Was unterscheidet die Arbeit eines Family Office von einer Privatbank, einem Vermögensverwalter oder einer üblichen Wirtschaftsprüfungsgesellschaft? „Wir begleiten unsere Mandanten immer generationenübergreifend“, erklärt Kleinbauer. Die Zusammenarbeit mit den sehr vermögenden Mandanten ist sehr individuell, sie sei stets mit der Person verbunden, nicht mit der Institution.

Dr. Maximilian A. Werkmüller, der als Geschäftsführer von Lohr + Company am Standort Düsseldorf vermögende Kunden betreut, weiß ebenfalls aus seinem Alltag, was das bedeutet. „Wir sind die ‚trusted advisors‘, die Berater, denen die Mandanten ihr volles Vertrauen schenken.“ Das geht teilweise bis ins Private hinein. Manchmal hören die Berater als „Beichtväter“ mehr, als einem Bankier oder Vermögensverwalter je zu Ohren käme. Gelegentlich organisieren sie auch einen Tisch in einem Restaurant, das eigentlich ausgebucht ist, oder besorgen besonders begehrte Konzertkarten.

Bei der Vermögensplanung sitzen Family Officer in Beratungsgesprächen an der Seite ihrer Mandanten, ihnen gegenüber die Vertreter einer Bank oder Vermögensverwaltung. Denn darum geht es oft: Das Family Office wählt für die Mandanten die richtigen Spezialisten für die Anlage aus oder für andere Aufgaben, etwa Juristen. „Gute Family Officer sind Generalisten mit fachlichem Schwerpunkt“, erklärt Werkmüller. Er selbst hat viel Erfahrung im Erb- und Stiftungsrecht gesammelt. Auch Themen bei der Geldanlage, in Steuerfragen oder im Gesellschaftsrecht müssen abgedeckt werden. Zentral für die gute Arbeit des Family Officers ist sein Netzwerk. „Er muss Experten kennen, die mit Blick auf die Vertrauenswürdigkeit die gleichen Maßstäbe setzen wie man selbst“, sagt Werkmüller.

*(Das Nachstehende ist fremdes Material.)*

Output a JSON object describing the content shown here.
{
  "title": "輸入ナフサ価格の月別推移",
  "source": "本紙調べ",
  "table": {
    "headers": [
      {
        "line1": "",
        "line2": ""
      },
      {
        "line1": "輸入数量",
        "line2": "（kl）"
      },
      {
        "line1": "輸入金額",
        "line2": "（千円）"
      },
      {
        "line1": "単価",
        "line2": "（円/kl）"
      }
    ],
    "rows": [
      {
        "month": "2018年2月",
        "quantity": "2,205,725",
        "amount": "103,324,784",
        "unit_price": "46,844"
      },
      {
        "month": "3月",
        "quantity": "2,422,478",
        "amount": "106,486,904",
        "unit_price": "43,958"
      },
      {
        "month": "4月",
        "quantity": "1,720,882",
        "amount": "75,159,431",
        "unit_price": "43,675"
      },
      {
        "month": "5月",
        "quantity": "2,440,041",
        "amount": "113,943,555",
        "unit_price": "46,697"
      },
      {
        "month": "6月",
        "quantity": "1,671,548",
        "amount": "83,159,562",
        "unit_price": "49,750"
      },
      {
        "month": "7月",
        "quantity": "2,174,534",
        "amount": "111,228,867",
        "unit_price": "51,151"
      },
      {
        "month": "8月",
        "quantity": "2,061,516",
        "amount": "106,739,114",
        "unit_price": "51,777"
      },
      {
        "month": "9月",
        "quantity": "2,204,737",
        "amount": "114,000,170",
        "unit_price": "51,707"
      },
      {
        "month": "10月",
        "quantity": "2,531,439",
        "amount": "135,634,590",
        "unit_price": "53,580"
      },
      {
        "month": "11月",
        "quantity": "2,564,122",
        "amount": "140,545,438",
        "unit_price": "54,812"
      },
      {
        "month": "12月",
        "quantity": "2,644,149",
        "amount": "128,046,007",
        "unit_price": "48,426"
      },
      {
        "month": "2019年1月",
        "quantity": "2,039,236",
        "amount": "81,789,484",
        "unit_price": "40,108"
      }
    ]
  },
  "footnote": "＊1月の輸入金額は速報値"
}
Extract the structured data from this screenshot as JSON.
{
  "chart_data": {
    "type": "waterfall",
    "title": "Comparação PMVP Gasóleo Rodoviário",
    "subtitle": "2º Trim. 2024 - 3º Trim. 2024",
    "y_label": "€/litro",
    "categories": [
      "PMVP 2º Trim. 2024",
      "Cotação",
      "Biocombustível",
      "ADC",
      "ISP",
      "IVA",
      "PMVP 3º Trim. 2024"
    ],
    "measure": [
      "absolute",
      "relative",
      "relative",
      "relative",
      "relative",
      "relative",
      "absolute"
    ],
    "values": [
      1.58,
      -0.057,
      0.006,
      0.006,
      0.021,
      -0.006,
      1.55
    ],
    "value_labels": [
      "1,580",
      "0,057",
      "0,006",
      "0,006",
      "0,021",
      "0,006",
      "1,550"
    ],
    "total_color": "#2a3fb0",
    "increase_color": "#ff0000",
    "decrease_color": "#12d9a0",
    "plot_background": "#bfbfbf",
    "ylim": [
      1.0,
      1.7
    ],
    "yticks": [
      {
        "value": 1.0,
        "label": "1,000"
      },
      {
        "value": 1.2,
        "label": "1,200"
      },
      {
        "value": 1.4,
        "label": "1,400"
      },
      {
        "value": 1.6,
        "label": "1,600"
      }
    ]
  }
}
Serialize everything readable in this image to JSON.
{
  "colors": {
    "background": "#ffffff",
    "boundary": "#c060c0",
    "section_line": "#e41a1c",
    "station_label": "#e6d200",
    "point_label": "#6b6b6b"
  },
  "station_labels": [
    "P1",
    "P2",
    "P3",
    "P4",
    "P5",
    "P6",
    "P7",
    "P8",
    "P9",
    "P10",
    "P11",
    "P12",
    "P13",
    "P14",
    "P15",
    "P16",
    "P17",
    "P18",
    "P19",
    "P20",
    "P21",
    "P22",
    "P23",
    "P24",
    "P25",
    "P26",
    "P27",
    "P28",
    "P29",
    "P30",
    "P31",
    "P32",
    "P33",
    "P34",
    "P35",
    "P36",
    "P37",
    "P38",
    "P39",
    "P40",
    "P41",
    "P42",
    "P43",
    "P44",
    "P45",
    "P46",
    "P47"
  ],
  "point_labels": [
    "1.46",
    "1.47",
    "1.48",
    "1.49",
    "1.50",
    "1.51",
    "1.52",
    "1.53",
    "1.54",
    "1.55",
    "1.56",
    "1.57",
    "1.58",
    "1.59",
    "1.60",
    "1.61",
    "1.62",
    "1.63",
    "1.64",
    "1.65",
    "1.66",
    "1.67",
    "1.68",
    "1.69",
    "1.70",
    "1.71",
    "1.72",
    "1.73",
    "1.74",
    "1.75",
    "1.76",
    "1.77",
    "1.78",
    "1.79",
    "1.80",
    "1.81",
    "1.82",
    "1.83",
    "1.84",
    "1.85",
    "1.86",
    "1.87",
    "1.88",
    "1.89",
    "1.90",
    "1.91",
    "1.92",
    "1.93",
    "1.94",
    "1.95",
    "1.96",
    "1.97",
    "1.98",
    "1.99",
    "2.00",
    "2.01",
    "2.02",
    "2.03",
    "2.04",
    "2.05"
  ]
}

Eine ganz wichtige Aufgabe des Familiy Office ist schließlich das Reporting, die Risikokontrolle und regelmäßige Dokumentation. „Wir bündeln alle Informationen etwa aus den verschiedenen Berichten der Banken und Verwalter, bereiten sie mit Hilfe von Übersetzungstools auf und schaffen so einen transparenten Überblick“, erklärt Kleinbauer, der das Family Office dafür bestens aufgestellt sieht. Denn Lohr + Company hat in der Wirtschaftsprüfung ein zentrales Standbein. In der Praxis geht es zum Beispiel darum, unterschiedliche Performance-Berechnungen der Anlagespezialisten zu vereinheitlichen und damit „gleichnamig“ und überhaupt erst vergleichbar zu machen. Und hier zeigt sich ein weiterer Vorteil der grenzübergreifenden Arbeit: „Unsere Server stehen in Österreich“, sagt Werkmüller, „dort sind unsere Daten gespeichert.“ Manche Kunden fühlen sich da im Zeitalter allgemeiner Datenunsicherheit besser aufgehoben.